Let's say I have an iOS/Android app which rely on a custom REST API for things such as account management (register, login, password reset, get/set user-related data).
There is no good way to guarantee my API is only called from my mobile application. Oauth2 and the like with 'secret' in the client code can be easily reverse-engineered.
Let's say I have an API call like this:
https://myapi.example.com/register_user?username=UUU&password=PPP&email=EEE
This creates a new user and from then on all API calls will either include a session-token or something that ties the API call to a specific app user with an account.
This first registration call is the only one that is not protected by anything and what I'm worried about is that a malicious person calls it 1,000,000 times from a PC script to create lots of fake users, especially with real email addresses. Then people with these addresses won't be able to use the app.
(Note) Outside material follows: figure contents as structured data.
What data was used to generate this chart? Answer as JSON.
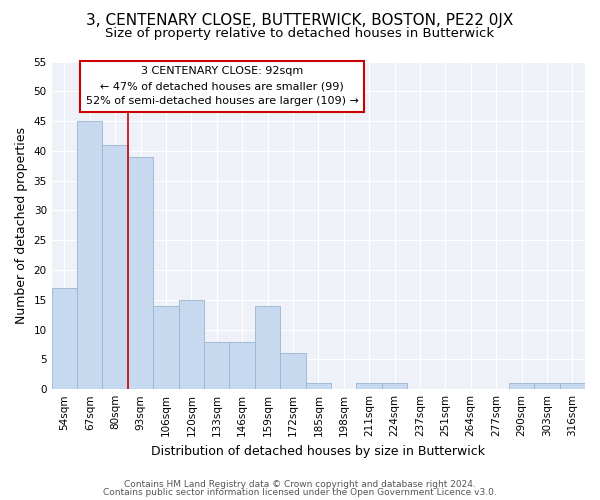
{
  "title": "3, CENTENARY CLOSE, BUTTERWICK, BOSTON, PE22 0JX",
  "subtitle": "Size of property relative to detached houses in Butterwick",
  "xlabel": "Distribution of detached houses by size in Butterwick",
  "ylabel": "Number of detached properties",
  "bins": [
    "54sqm",
    "67sqm",
    "80sqm",
    "93sqm",
    "106sqm",
    "120sqm",
    "133sqm",
    "146sqm",
    "159sqm",
    "172sqm",
    "185sqm",
    "198sqm",
    "211sqm",
    "224sqm",
    "237sqm",
    "251sqm",
    "264sqm",
    "277sqm",
    "290sqm",
    "303sqm",
    "316sqm"
  ],
  "values": [
    17,
    45,
    41,
    39,
    14,
    15,
    8,
    8,
    14,
    6,
    1,
    0,
    1,
    1,
    0,
    0,
    0,
    0,
    1,
    1,
    1
  ],
  "bar_color": "#c6d9ee",
  "bar_edge_color": "#9ab5d0",
  "bar_linewidth": 0.6,
  "vline_x_index": 3,
  "vline_color": "#cc0000",
  "annotation_text": "3 CENTENARY CLOSE: 92sqm\n← 47% of detached houses are smaller (99)\n52% of semi-detached houses are larger (109) →",
  "annotation_box_color": "white",
  "annotation_box_edge_color": "#cc0000",
  "ylim": [
    0,
    55
  ],
  "yticks": [
    0,
    5,
    10,
    15,
    20,
    25,
    30,
    35,
    40,
    45,
    50,
    55
  ],
  "footer1": "Contains HM Land Registry data © Crown copyright and database right 2024.",
  "footer2": "Contains public sector information licensed under the Open Government Licence v3.0.",
  "bg_color": "#eef2f8",
  "title_fontsize": 11,
  "subtitle_fontsize": 9.5,
  "axis_label_fontsize": 9,
  "tick_fontsize": 7.5,
  "annotation_fontsize": 8,
  "footer_fontsize": 6.5
}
How can I protect that very first API call to prevent mass misuse? I'm thinking of including a server-validated mobile-friendly CAPTCHA in the user registration form.
Again, all subsequent API calls are protected with session-token and API-call-count monitored per user (suspicious ones are blocked).
It's about designing the API in such a way that even if used from an inherently unsafe client like a mobile phone, it is still fine. Basically even if the API were to be made completely public, nobody could do much wrong with it. So here the question focuses on protecting that first API call but it's also about solving a more general problem.
It seems other interesting alternatives include using email-validation or a solid third-party identity provider like Google and the like. None of these 3 options is perfect. Anyway, interested in the discussion around this issue.
Does that make sense? Am I over-complicating things?